Bad weather affects Fred’s January sales
The weather posed a significant challenge for Fred’s in January. According to CEO Bruce A. Efird, Mother Nature not only disrupted consumer shopping patterns, but also resulted in more than 120 store closings during the final week of the month.
“Prior to the last week of January, sales were running in the mid-range of our forecast, with reconfiguration departments leading the way,” Efird explained.
Fred’s total sales for January were $134.8 million compared with $173.5 million for the five-week year-earlier period.

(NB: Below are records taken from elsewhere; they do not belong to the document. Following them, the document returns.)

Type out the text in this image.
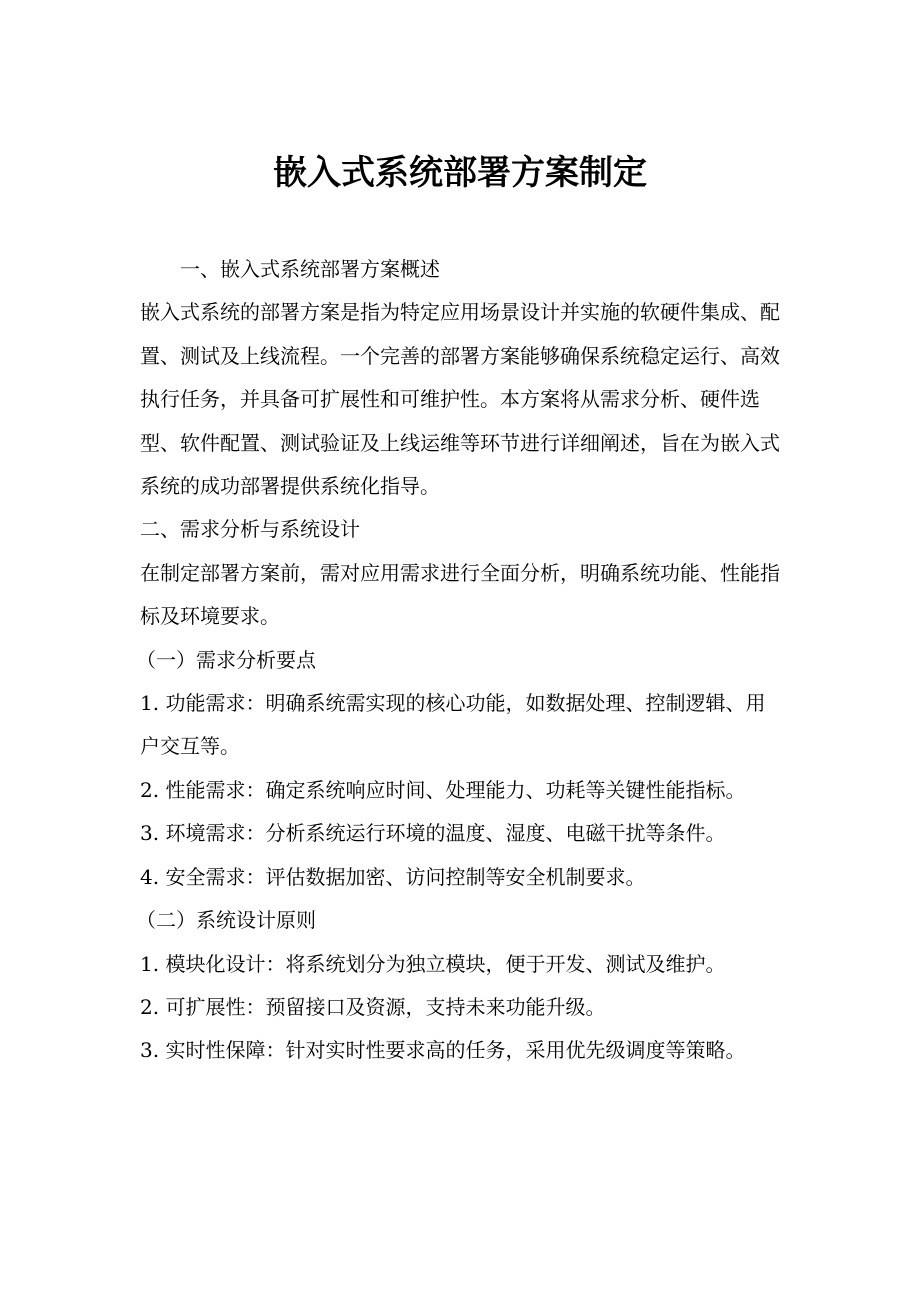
嵌入式系统部署方案制定

一、嵌入式系统部署方案概述

嵌入式系统的部署方案是指为特定应用场景设计并实施的软硬件集成、配置、测试及上线流程。一个完善的部署方案能够确保系统稳定运行、高效执行任务，并具备可扩展性和可维护性。本方案将从需求分析、硬件选型、软件配置、测试验证及上线运维等环节进行详细阐述，旨在为嵌入式系统的成功部署提供系统化指导。

二、需求分析与系统设计

在制定部署方案前，需对应用需求进行全面分析，明确系统功能、性能指标及环境要求。

（一）需求分析要点

1. 功能需求：明确系统需实现的核心功能，如数据处理、控制逻辑、用户交互等。

2. 性能需求：确定系统响应时间、处理能力、功耗等关键性能指标。

3. 环境需求：分析系统运行环境的温度、湿度、电磁干扰等条件。

4. 安全需求：评估数据加密、访问控制等安全机制要求。

（二）系统设计原则

1. 模块化设计：将系统划分为独立模块，便于开发、测试及维护。

2. 可扩展性：预留接口及资源，支持未来功能升级。

3. 实时性保障：针对实时性要求高的任务，采用优先级调度等策略。
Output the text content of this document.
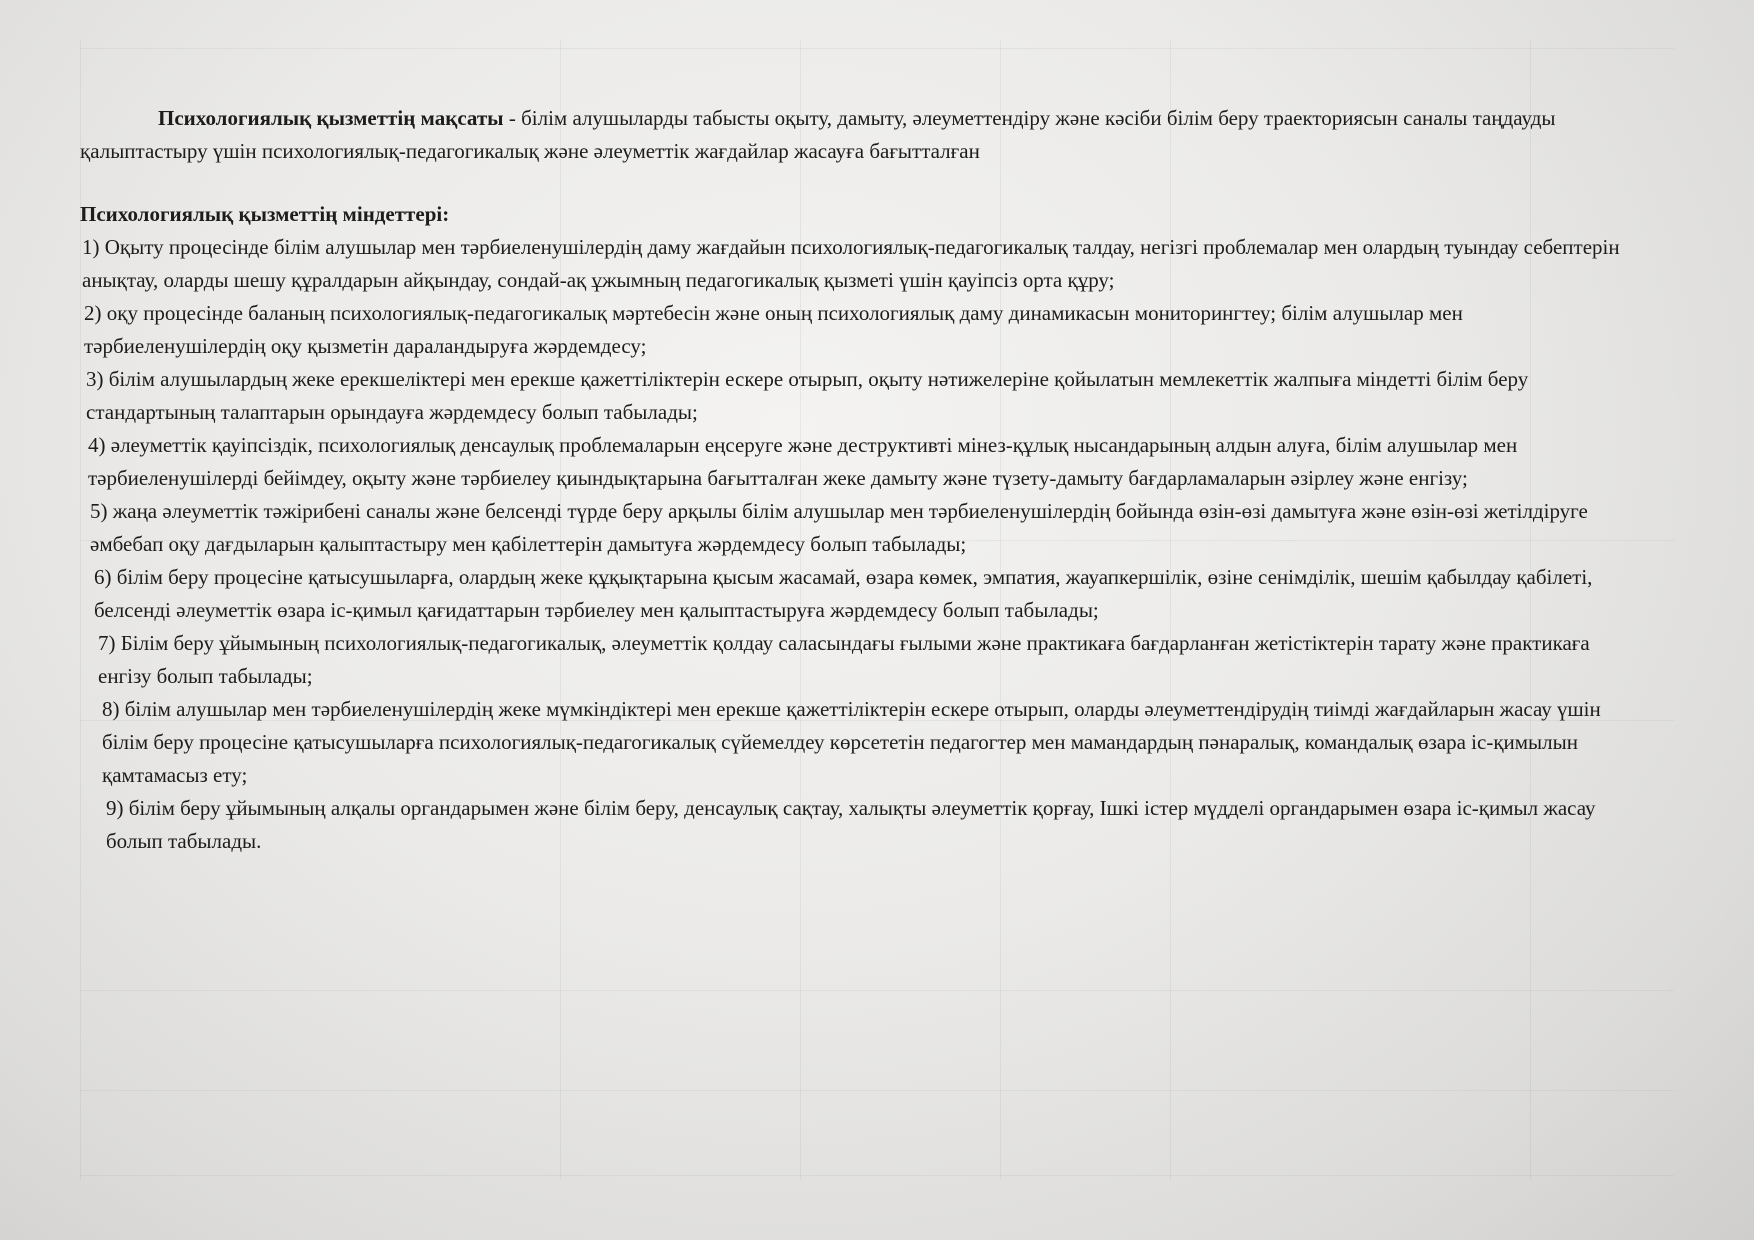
Психологиялық қызметтің мақсаты - білім алушыларды табысты оқыту, дамыту, әлеуметтендіру және кәсіби білім беру траекториясын саналы таңдауды қалыптастыру үшін психологиялық-педагогикалық және әлеуметтік жағдайлар жасауға бағытталған

Психологиялық қызметтің міндеттері:

1) Оқыту процесінде білім алушылар мен тәрбиеленушілердің даму жағдайын психологиялық-педагогикалық талдау, негізгі проблемалар мен олардың туындау себептерін анықтау, оларды шешу құралдарын айқындау, сондай-ақ ұжымның педагогикалық қызметі үшін қауіпсіз орта құру;
2) оқу процесінде баланың психологиялық-педагогикалық мәртебесін және оның психологиялық даму динамикасын мониторингтеу; білім алушылар мен тәрбиеленушілердің оқу қызметін дараландыруға жәрдемдесу;
3) білім алушылардың жеке ерекшеліктері мен ерекше қажеттіліктерін ескере отырып, оқыту нәтижелеріне қойылатын мемлекеттік жалпыға міндетті білім беру стандартының талаптарын орындауға жәрдемдесу болып табылады;
4) әлеуметтік қауіпсіздік, психологиялық денсаулық проблемаларын еңсеруге және деструктивті мінез-құлық нысандарының алдын алуға, білім алушылар мен тәрбиеленушілерді бейімдеу, оқыту және тәрбиелеу қиындықтарына бағытталған жеке дамыту және түзету-дамыту бағдарламаларын әзірлеу және енгізу;
5) жаңа әлеуметтік тәжірибені саналы және белсенді түрде беру арқылы білім алушылар мен тәрбиеленушілердің бойында өзін-өзі дамытуға және өзін-өзі жетілдіруге әмбебап оқу дағдыларын қалыптастыру мен қабілеттерін дамытуға жәрдемдесу болып табылады;
6) білім беру процесіне қатысушыларға, олардың жеке құқықтарына қысым жасамай, өзара көмек, эмпатия, жауапкершілік, өзіне сенімділік, шешім қабылдау қабілеті, белсенді әлеуметтік өзара іс-қимыл қағидаттарын тәрбиелеу мен қалыптастыруға жәрдемдесу болып табылады;
7) Білім беру ұйымының психологиялық-педагогикалық, әлеуметтік қолдау саласындағы ғылыми және практикаға бағдарланған жетістіктерін тарату және практикаға енгізу болып табылады;
8) білім алушылар мен тәрбиеленушілердің жеке мүмкіндіктері мен ерекше қажеттіліктерін ескере отырып, оларды әлеуметтендірудің тиімді жағдайларын жасау үшін білім беру процесіне қатысушыларға психологиялық-педагогикалық сүйемелдеу көрсететін педагогтер мен мамандардың пәнаралық, командалық өзара іс-қимылын қамтамасыз ету;
9) білім беру ұйымының алқалы органдарымен және білім беру, денсаулық сақтау, халықты әлеуметтік қорғау, Ішкі істер мүдделі органдарымен өзара іс-қимыл жасау болып табылады.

Adjusting to make January sales results comparable with those of the prior year, the company eliminated the first week of the month. On this adjusted basis, total sales in January decreased 1.1%. Comparable-store sales for the month decreased 1.8% versus flat comparable store sales in the year-earlier period.
"In the final week of the month, comparable store sales dropped into the negative double digits, culminating in a weather effect on comparable store sales for all of January that is estimated at more than 300 basis points," added Efird.
Efird noted that lower-than-anticipated sales in the last week of January will reduce earnings for the final quarter by approximately $0.03 per share. Fred’s now expects to report fourth quarter earnings per diluted share in the range of $0.13 to $0.16 cents versus earnings of $0.15 per diluted share for the comparable 13-week period last year.
"With January closing out the fourth quarter, we had success in several areas, most notably in our reconfiguration departments that include pharmacy, pet, auto and hardware, which will carry forward in 2014," Efird continued. "We are also in the process of revamping our fourth quarter marketing, promotion and pricing strategies to respond to changing consumer buying habits, along with the increasing popularity of internet shopping. We are confident that our strategies to build a strong presence in specialty pharmacy and clinical services, together with accelerating pharmacy acquisitions and new pricing, promotion and marketing programs, will lead to continued success in 2014."
During January, Fred’s opened one new store and two Xpress pharmacies. For the year, Fred’s added a net total of 25 new locations, consisting of 11 new stores and 14 new Xpress pharmacies, which was offset by the closing of 25 store locations and eight Xpress pharmacies. The company also opened 26 new pharmacies in 2013 and closed 17, for a net addition of nine pharmacies during the year.
Fred’s operates 704 discount general merchandise stores, including 21 franchised Fred’s stores, in the southeastern United States.